California death row inmates focus on passing their time as executions remain on hold

In this photo taken on Tuesday, Dec. 29, 2015, inmate Charles Crawford gestures while speaking to reporters in a recreation yard at San Quentin State Prison in San Quentin, Calif. With California's lethal injection protocol in limbo, the nearly 750 inmates at San Quentin State Prison, the nation’s most populous death row, are more likely to die from natural causes or suicide than execution. The inmates await a final decision on a proposed one-drug execution method and the possibility that voters in 2016 will scrap the death penalty altogether. (AP Photo/Ben Margot) (The Associated Press)

In this photo taken on Tuesday, Dec. 29, 2015, the fingers of Martin Navarette reach out of his cell on death row at San Quentin State Prison in San Quentin, Calif. With California's lethal injection protocol in limbo, the nearly 750 inmates at San Quentin State Prison, the nation’s most populous death row, are more likely to die from natural causes or suicide than execution. The inmates await a final decision on a proposed one-drug execution method and the possibility that voters in 2016 will scrap the death penalty altogether. (AP Photo/Ben Margot) (The Associated Press)

In this photo taken on Tuesday, Dec. 29, 2015, prison guards walk down a corridor in the Adjustment Center at San Quentin State Prison in San Quentin, Calif. With California's lethal injection protocol in limbo, the nearly 750 inmates at San Quentin State Prison, the nation’s most populous death row, are more likely to die from natural causes or suicide than execution. (AP Photo/Ben Margot) (The Associated Press)

With executions on hold in California and a death penalty appeals process that can take years, many inmates on the nation's largest death row say they spend little time worrying about the lethal injection that may one day kill them.

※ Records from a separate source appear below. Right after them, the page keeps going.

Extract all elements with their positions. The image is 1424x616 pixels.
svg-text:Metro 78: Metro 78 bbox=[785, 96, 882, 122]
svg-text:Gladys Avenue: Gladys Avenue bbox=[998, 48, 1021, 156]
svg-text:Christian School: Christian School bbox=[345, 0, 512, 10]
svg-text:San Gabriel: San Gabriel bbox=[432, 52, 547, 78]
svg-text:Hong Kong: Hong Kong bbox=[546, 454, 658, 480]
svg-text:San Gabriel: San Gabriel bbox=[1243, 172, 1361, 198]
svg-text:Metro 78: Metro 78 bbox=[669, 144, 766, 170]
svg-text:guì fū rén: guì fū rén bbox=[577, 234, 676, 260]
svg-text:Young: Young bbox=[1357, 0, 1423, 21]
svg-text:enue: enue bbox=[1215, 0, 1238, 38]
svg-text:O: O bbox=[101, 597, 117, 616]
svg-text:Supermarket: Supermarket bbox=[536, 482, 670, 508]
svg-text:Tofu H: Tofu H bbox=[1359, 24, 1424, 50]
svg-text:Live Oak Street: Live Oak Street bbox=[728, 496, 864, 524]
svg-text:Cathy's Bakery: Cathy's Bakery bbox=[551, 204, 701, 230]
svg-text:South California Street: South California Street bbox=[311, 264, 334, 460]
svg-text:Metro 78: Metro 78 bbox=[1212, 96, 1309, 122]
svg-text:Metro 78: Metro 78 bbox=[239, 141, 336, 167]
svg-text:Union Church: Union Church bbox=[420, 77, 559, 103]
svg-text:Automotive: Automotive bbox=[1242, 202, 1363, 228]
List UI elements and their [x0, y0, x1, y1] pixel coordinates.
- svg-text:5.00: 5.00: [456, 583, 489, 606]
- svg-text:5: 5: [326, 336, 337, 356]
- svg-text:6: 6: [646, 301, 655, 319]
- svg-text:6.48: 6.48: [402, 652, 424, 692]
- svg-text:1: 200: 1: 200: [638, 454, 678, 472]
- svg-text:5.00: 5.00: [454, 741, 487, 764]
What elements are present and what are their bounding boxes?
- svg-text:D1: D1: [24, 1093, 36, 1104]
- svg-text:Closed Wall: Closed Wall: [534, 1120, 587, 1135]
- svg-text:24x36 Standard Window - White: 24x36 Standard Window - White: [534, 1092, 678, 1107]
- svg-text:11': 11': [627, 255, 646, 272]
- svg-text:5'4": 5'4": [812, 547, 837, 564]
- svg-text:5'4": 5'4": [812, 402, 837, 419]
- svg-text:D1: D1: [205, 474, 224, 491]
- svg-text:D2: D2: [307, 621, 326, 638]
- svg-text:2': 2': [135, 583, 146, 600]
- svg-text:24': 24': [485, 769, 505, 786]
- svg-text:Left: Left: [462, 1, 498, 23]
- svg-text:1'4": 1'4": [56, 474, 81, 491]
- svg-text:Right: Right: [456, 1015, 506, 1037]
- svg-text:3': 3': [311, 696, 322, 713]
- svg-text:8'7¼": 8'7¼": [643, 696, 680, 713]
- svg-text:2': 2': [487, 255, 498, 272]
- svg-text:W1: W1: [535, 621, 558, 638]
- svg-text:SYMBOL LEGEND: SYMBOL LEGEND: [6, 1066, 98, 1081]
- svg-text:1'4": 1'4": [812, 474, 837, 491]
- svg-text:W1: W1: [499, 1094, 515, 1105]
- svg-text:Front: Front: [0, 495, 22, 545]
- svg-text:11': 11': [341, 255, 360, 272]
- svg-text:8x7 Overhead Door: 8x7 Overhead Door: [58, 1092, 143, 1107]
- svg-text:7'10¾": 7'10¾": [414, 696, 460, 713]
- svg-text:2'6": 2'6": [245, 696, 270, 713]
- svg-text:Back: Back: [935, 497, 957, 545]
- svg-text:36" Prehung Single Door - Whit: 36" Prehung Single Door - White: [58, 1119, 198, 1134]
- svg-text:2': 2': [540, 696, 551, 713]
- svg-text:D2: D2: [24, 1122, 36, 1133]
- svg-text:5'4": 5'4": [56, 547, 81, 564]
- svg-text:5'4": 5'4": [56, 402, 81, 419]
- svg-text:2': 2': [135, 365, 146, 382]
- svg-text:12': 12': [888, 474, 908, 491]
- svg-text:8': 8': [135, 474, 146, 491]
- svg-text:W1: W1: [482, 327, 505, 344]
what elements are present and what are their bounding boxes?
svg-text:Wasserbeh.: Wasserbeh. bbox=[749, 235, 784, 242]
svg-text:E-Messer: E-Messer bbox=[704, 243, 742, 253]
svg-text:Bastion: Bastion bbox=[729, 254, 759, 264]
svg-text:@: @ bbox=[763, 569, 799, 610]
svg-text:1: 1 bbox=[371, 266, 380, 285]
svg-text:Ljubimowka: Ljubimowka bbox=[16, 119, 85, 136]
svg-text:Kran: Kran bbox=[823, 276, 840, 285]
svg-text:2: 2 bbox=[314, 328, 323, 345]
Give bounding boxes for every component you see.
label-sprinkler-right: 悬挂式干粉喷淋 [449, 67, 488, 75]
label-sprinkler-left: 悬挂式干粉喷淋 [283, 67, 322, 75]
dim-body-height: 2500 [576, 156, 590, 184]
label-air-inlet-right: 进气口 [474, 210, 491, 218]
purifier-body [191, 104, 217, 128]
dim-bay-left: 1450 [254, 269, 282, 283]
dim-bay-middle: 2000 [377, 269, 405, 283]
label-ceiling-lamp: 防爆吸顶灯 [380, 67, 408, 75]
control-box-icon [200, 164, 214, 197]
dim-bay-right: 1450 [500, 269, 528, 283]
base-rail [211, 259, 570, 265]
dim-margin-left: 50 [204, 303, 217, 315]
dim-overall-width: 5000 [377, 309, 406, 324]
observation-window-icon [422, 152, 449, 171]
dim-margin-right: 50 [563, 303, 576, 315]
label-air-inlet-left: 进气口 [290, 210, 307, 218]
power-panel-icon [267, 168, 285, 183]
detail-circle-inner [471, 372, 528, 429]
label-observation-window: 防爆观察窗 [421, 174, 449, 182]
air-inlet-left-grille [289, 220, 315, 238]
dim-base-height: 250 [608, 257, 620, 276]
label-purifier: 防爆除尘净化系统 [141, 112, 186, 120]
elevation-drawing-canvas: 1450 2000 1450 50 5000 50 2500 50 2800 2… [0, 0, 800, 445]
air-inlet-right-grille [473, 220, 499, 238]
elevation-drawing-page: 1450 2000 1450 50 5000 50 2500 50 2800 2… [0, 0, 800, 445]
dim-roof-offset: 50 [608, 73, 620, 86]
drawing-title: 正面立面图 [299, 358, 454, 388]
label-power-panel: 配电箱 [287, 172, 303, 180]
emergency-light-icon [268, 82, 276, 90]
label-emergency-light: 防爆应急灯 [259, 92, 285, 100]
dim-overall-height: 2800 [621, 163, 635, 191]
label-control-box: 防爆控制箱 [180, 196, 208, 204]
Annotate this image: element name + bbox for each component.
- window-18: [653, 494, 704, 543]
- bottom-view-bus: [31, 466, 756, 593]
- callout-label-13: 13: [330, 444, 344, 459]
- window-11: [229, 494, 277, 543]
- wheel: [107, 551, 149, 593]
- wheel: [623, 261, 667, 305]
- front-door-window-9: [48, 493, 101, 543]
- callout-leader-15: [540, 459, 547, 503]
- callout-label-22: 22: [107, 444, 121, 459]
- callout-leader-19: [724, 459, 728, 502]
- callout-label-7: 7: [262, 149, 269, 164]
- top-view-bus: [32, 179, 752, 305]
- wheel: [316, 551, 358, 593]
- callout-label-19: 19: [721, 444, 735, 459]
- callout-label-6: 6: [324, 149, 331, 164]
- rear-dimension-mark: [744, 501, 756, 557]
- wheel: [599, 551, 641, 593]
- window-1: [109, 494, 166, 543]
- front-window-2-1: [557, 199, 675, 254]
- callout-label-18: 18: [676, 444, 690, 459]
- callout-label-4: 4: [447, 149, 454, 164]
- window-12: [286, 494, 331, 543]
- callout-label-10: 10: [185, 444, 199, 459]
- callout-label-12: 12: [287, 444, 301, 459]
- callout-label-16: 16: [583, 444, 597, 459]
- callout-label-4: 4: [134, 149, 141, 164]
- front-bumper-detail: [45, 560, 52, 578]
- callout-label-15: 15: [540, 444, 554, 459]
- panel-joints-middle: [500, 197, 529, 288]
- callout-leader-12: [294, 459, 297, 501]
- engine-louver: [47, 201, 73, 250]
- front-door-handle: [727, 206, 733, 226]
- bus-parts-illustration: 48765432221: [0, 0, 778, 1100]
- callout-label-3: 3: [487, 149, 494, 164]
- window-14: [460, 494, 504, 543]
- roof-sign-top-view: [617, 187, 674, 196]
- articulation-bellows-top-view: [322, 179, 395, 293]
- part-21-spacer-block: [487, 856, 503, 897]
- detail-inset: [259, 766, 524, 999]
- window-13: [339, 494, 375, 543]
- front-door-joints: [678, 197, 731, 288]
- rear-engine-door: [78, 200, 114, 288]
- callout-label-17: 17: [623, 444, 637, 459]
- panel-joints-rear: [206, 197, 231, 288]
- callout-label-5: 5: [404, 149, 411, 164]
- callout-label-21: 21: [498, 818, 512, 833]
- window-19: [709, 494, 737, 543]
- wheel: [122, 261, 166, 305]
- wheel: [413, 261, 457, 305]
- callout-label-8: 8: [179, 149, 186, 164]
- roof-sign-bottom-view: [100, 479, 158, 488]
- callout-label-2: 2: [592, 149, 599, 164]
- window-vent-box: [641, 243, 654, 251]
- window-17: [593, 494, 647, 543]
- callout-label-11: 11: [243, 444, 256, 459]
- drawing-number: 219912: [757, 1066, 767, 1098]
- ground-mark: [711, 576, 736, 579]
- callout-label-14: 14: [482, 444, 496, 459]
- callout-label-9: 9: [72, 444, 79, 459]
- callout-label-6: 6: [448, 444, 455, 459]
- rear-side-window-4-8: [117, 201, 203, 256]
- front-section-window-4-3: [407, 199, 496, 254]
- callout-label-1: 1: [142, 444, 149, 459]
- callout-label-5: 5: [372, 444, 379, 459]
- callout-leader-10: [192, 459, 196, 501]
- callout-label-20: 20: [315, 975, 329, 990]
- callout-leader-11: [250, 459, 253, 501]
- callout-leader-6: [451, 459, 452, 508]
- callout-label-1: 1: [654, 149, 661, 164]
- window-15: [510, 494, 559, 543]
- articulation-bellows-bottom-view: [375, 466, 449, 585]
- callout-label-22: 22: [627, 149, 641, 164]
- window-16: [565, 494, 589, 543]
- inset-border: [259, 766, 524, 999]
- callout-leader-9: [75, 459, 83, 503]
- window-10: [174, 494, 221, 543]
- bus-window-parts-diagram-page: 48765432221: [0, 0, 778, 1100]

Inmates spoke during a rare tour of the concrete and metal death row cell blocks at San Quentin State Prison. The prison is home to the vast majority of California's nearly 750 condemned inmates — the nation's largest such population.

The tour on Tuesday came as the state considers a one-drug execution protocol to replace a three-drug method that a federal judge invalidated in 2006 as a potentially cruel and unusual punishment.

Inmates today are more likely to die from natural causes or suicide than execution.